Ils redescendent au pied de la colline et entrent dans le jardin de Joseph. La large ouverture du tombeau permet d’en voir l’intérieur, puisqu’il n’est plus fermé par la pierre qui, renversée sur le sol, gît encore dans l’herbe. Il est vide. Toute trace de la Déposition et de la Résurrection a disparu. On dirait un tombeau qui n’a jamais servi.
Marie baise la pierre de l’Onction, caresse les parois du regard. Puis elle demande à Jean :
« Raconte-moi une fois encore comment tu as trouvé les choses ici, quand tu es arrivé avec Pierre, à l’aurore de la Résurrection. »
Et Jean commence à décrire, en se déplaçant ici et là à l’extérieur et à l’intérieur, l’état du tombeau et ce qu’ils ont fait, lui et Pierre, avant d’achever :
« Nous aurions dû retirer les linges, mais nous étions tellement bouleversés par tous les événements de ce jour que nous n’y avons pas pensé. Quand nous sommes revenus, il n’y avait plus de linges.

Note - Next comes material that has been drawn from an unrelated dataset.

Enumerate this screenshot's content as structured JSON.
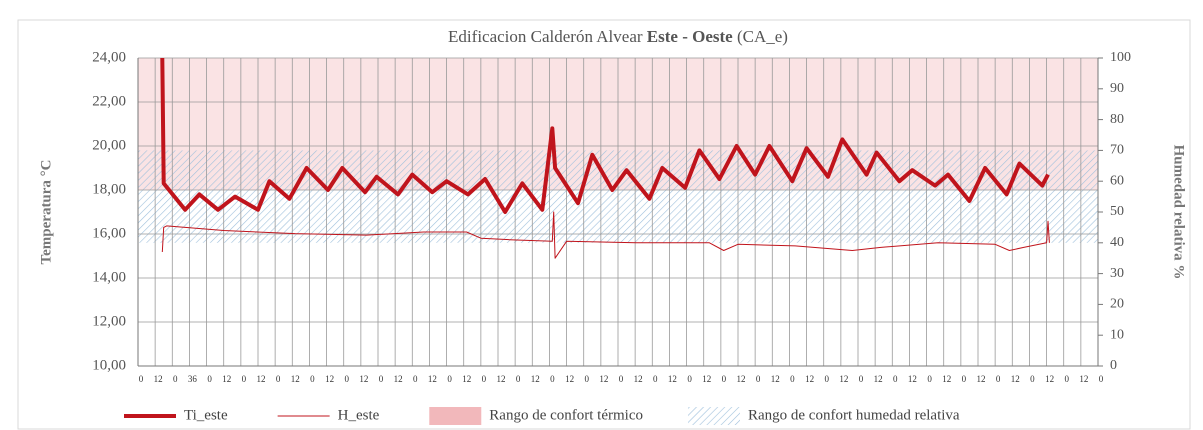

– Ceux du Temple les auront pris pour les profaner » l’interrompt Marie, en larmes. Et elle conclut : « Même Marie-Madeleine n’a pas pensé qu’il était bon de les enlever pour me les remettre. Elle était trop troublée.

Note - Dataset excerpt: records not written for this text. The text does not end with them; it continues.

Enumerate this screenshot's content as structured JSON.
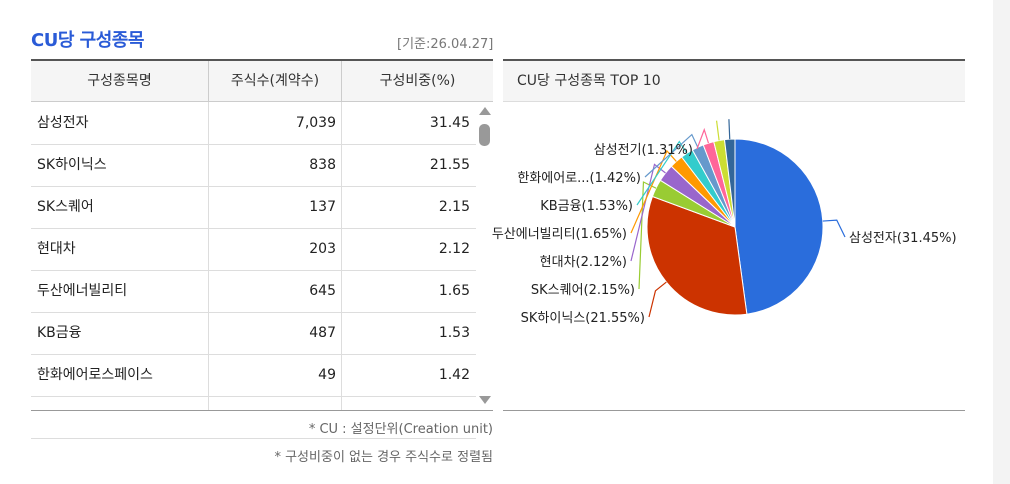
{
  "title": "CU당 구성종목",
  "basis_date": "[기준:26.04.27]",
  "table": {
    "headers": [
      "구성종목명",
      "주식수(계약수)",
      "구성비중(%)"
    ],
    "rows": [
      {
        "name": "삼성전자",
        "shares": "7,039",
        "weight": "31.45"
      },
      {
        "name": "SK하이닉스",
        "shares": "838",
        "weight": "21.55"
      },
      {
        "name": "SK스퀘어",
        "shares": "137",
        "weight": "2.15"
      },
      {
        "name": "현대차",
        "shares": "203",
        "weight": "2.12"
      },
      {
        "name": "두산에너빌리티",
        "shares": "645",
        "weight": "1.65"
      },
      {
        "name": "KB금융",
        "shares": "487",
        "weight": "1.53"
      },
      {
        "name": "한화에어로스페이스",
        "shares": "49",
        "weight": "1.42"
      },
      {
        "name": "",
        "shares": "",
        "weight": ""
      }
    ]
  },
  "notes": {
    "cu": "* CU : 설정단위(Creation unit)",
    "sort": "* 구성비중이 없는 경우 주식수로 정렬됨"
  },
  "chart_data": {
    "type": "pie",
    "title": "CU당 구성종목 TOP 10",
    "slices": [
      {
        "label": "삼성전자(31.45%)",
        "value": 31.45,
        "color": "#2a6ddc"
      },
      {
        "label": "SK하이닉스(21.55%)",
        "value": 21.55,
        "color": "#cc3300"
      },
      {
        "label": "SK스퀘어(2.15%)",
        "value": 2.15,
        "color": "#99cc33"
      },
      {
        "label": "현대차(2.12%)",
        "value": 2.12,
        "color": "#9966cc"
      },
      {
        "label": "두산에너빌리티(1.65%)",
        "value": 1.65,
        "color": "#ff9900"
      },
      {
        "label": "KB금융(1.53%)",
        "value": 1.53,
        "color": "#33cccc"
      },
      {
        "label": "한화에어로...(1.42%)",
        "value": 1.42,
        "color": "#6699cc"
      },
      {
        "label": "삼성전기(1.31%)",
        "value": 1.31,
        "color": "#ff6699"
      },
      {
        "label": "",
        "value": 1.3,
        "color": "#ccdd33"
      },
      {
        "label": "",
        "value": 1.25,
        "color": "#336699"
      }
    ]
  }
}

– Le Temple ? Non. Je pense que Joseph les a emportés.
– Il me l’aurait dit… Oh ! en guise de dernier affront, les ennemis de Jésus les auront pris ! gémit Marie.
– Ne pleure plus, ne souffre plus. Il est désormais dans la gloire, dans l’amour parfait et infini. La haine et le mépris ne peuvent plus l’atteindre.
– C’est vrai, mais ces linges…
– Ils te feraient autant souffrir que le premier linceul, que tu n’as pas la force de déplier car, outre les traces de son sang, il porte celles d’objets immondes jetés sur ce corps très saint.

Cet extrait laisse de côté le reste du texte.